FDM® thermoplastics are widely used for durable manufacturing fixtures, drill guides, inspection aids, and assembly tooling. Materials such as ASA™ are commonly used for durable fixtures and tooling exposed to regular handling and changing shop-floor conditions.
High-temperature polymers are used for thermoforming molds, composite layup tooling, and forming applications where heat resistance is critical. They help to produce tooling faster and support fast, low-volume production.
Stratasys technologies support different stages of automotive development and production, from design validation and prototype parts to custom tooling, short-run production parts, and PPAP-supported manufacturing through Stratasys Direct Manufacturing.
FDM® technology is widely used for functional prototypes, production tooling, and durable production parts. Its engineering-grade thermoplastics support automotive applications that require strength, dimensional stability, and reliable factory-floor performance. Manufacturers commonly use FDM® for jigs, fixtures, end-of-arm tooling, and low-volume production components.
Stereolithography is used for accurate prototype parts, aerodynamic models, and tooling patterns that require smooth surfaces and strong dimensional accuracy.
Automotive manufacturers use our Neo® systems during vehicle development to support faster testing and design iteration.
PolyJet™ technology produces highly detailed prototypes with smooth surfaces, fine feature detail, and realistic textures.
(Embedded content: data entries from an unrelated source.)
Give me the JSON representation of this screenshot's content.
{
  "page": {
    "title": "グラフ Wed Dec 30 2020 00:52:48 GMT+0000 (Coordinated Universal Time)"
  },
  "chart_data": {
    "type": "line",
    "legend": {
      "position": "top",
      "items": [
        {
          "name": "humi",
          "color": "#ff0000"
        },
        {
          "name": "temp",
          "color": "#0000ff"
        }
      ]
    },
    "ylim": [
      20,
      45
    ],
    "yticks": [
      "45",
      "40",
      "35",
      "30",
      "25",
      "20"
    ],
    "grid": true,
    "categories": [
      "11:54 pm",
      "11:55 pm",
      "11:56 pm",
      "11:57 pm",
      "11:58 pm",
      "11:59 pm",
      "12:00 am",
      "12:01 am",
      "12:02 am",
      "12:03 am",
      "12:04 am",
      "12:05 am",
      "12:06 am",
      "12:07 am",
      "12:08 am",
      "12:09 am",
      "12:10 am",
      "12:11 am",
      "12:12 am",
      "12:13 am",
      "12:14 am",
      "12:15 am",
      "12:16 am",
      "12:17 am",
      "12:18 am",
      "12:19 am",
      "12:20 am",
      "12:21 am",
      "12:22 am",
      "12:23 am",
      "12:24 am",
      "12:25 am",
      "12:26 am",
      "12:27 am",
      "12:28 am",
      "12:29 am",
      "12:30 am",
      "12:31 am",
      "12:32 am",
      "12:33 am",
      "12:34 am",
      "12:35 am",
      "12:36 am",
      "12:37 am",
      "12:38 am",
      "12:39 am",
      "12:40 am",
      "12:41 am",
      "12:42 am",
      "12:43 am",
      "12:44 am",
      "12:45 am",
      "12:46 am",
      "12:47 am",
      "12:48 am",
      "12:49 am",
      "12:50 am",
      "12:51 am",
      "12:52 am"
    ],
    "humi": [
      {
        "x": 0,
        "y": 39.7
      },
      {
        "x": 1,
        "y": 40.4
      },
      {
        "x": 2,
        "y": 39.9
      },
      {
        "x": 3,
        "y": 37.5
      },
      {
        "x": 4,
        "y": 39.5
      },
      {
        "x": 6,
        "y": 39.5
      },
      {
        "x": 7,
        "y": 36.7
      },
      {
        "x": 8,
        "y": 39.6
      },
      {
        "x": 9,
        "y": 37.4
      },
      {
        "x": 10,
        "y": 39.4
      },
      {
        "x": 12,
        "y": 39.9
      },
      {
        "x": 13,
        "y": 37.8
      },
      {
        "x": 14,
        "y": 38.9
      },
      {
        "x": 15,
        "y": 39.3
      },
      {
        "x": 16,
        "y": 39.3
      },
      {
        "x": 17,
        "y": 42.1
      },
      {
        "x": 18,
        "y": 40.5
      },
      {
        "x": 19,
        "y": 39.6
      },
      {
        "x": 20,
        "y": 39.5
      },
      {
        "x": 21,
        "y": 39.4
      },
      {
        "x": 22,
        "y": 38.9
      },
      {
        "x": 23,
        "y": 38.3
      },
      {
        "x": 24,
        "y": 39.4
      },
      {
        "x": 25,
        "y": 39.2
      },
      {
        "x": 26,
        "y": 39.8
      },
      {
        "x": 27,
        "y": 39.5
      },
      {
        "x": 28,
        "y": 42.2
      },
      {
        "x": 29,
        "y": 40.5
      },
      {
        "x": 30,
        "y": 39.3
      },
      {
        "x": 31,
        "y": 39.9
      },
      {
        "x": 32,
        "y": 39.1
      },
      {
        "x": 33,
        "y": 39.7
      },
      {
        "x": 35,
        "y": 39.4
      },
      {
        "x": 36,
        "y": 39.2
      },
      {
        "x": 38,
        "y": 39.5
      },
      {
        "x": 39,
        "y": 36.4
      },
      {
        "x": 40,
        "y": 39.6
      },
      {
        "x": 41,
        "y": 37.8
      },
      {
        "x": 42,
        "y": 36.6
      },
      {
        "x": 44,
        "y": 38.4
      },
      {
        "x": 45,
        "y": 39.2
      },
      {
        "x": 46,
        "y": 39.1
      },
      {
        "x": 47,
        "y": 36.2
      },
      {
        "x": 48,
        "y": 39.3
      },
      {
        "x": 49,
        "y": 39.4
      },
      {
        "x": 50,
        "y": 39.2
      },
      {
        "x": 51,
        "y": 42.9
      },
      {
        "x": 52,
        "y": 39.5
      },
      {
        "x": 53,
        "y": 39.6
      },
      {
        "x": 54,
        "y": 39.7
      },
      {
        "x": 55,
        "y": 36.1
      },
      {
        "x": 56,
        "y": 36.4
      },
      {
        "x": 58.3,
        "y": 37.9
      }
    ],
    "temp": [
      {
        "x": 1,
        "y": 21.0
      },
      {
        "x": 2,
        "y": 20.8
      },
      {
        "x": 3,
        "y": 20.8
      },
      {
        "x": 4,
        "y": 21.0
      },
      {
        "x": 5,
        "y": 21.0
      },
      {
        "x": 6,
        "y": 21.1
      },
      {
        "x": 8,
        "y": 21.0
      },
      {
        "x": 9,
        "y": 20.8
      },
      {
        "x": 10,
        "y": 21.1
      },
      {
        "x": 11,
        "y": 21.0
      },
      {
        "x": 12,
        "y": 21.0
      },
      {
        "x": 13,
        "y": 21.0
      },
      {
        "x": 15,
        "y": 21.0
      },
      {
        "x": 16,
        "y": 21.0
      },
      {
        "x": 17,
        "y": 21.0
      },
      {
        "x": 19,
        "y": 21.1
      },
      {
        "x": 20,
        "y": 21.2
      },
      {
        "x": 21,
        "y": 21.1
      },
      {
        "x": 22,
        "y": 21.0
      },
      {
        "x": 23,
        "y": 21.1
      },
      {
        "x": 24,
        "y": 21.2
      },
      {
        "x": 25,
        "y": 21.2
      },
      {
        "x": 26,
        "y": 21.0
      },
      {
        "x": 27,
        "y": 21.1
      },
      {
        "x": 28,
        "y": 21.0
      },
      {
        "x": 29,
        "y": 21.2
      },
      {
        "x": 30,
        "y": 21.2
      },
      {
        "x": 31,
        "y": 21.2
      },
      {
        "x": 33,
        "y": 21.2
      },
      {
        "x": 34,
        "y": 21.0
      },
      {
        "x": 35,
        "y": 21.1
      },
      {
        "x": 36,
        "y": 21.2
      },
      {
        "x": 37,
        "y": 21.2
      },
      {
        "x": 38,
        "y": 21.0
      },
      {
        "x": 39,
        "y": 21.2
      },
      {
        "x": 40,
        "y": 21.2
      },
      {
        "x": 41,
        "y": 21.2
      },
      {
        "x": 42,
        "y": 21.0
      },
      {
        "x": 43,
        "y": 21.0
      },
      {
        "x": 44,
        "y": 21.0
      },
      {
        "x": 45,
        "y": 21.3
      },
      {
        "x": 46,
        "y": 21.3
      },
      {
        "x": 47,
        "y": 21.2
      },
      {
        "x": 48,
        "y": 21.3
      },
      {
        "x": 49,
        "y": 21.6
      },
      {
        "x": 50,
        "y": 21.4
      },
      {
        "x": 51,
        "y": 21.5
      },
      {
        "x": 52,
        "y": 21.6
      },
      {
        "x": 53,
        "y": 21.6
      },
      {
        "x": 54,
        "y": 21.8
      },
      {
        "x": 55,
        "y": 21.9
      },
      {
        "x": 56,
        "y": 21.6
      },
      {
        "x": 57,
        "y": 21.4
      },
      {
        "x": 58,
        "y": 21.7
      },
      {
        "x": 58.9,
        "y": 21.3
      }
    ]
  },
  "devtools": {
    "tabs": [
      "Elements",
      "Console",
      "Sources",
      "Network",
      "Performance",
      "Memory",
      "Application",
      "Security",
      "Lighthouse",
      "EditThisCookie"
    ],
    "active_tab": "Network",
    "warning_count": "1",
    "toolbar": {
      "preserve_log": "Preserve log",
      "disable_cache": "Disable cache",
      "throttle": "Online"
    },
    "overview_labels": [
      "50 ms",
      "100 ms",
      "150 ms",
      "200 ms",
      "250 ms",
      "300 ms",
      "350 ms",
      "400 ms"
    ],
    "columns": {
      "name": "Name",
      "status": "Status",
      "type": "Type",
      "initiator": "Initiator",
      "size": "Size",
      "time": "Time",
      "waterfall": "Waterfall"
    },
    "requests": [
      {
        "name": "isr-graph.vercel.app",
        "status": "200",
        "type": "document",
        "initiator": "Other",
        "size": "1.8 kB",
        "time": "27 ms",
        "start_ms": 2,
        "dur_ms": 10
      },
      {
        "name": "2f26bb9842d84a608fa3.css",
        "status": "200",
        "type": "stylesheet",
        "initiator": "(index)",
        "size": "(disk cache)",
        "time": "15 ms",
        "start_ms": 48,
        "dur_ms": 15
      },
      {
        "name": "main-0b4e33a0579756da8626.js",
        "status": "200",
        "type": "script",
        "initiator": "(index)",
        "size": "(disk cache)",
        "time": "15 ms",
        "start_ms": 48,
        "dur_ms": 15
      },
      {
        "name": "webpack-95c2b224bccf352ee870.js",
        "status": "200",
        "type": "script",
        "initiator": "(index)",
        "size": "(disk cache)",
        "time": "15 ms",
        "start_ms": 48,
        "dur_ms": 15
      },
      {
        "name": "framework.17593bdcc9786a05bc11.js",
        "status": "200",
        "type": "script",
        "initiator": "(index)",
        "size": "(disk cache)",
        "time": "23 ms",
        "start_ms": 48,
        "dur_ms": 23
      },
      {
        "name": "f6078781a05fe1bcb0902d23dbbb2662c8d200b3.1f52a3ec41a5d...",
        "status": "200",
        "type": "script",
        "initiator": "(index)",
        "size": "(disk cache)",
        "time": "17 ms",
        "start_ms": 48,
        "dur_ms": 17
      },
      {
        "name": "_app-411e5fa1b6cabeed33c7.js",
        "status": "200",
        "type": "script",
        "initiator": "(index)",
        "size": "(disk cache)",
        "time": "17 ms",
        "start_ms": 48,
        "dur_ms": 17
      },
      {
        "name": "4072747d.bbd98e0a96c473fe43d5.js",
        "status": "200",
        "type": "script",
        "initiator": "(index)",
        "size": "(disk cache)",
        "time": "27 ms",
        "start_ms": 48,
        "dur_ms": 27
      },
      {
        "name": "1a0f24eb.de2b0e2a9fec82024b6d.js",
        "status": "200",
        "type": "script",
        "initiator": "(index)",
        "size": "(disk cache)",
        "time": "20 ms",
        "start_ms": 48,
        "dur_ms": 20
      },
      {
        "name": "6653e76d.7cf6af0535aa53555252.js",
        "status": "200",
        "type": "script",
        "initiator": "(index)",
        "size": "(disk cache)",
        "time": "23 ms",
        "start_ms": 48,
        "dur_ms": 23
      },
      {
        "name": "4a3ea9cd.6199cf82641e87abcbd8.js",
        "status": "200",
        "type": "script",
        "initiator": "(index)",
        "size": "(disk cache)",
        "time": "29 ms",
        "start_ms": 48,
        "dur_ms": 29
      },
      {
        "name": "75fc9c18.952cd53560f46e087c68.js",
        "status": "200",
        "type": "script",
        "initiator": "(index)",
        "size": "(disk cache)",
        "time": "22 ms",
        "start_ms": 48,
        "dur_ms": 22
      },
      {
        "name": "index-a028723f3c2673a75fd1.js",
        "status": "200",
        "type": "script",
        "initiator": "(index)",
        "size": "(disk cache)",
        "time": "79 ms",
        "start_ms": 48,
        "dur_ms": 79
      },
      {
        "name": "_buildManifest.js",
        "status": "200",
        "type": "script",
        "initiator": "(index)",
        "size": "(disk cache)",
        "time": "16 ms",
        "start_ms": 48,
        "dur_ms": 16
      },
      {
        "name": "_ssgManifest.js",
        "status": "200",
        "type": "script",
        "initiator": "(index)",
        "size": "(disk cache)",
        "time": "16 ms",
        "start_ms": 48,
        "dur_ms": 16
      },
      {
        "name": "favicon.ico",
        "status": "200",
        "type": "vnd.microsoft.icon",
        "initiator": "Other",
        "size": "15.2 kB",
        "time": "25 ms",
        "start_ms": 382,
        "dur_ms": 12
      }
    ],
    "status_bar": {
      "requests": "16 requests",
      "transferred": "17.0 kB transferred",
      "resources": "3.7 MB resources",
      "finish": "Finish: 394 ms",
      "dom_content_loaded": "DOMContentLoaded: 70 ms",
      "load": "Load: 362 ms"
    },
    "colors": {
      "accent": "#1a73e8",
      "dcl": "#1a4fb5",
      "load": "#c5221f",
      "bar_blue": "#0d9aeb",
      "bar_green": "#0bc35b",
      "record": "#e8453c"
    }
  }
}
Automotive design teams use PolyJet™ for interior concepts, fit-and-finish reviews, ergonomic studies, and design validation where appearance and accuracy are important.
SAF™ technology supports repeatable production of polymer production parts at higher volumes. It is designed for manufacturing environments where consistency, throughput, and part repeatability are important, making it suitable for low-volume production and bridge manufacturing applications.
P3™ technology supports highly accurate parts with strong surface quality and fine detail. Automotive manufacturers use P3™ for prototypes, tooling, and short-run production parts where injection mold-like quality is needed without the cost and lead time of traditional tooling.
3D printed automotive parts are designed using CAD software optimized for additive manufacturing (DfAM), which enables complex, lightweight geometries. Parts are sourced through in-house production for rapid iteration or on-demand service bureaus for specialized materials. To ensure safety and consistency, components undergo the Production Part Approval Process (PPAP), validating they meet strict automotive engineering standards.
Design for Additive Manufacturing (DfAM) allows engineers to design parts specifically for additive manufacturing rather than traditional machining or molding.
This makes it easier to reduce weight, combine multiple parts into a single component, and create more complex geometries that would be difficult to manufacture conventionally.
Software like GrabCAD Print™ helps engineering teams prepare, manage, and monitor additive manufacturing workflows.
The software simplifies print setup and helps support repeatability across different printers, teams, and production environments.
Some automotive manufacturers produce tooling and parts in-house for faster iteration and production flexibility, while others use services such as Stratasys Direct Manufacturing for specialized materials, PPAP support, bridge manufacturing, and additional production capacity.
Many organizations use a combination of both depending on the application, production timeline, and manufacturing requirements.
Production Part Approval Process (PPAP) workflows help validate that automotive production parts meet required engineering and manufacturing standards.
As additive manufacturing moves further into automotive production environments, PPAP-supported workflows help manufacturers maintain consistency, traceability, and production quality.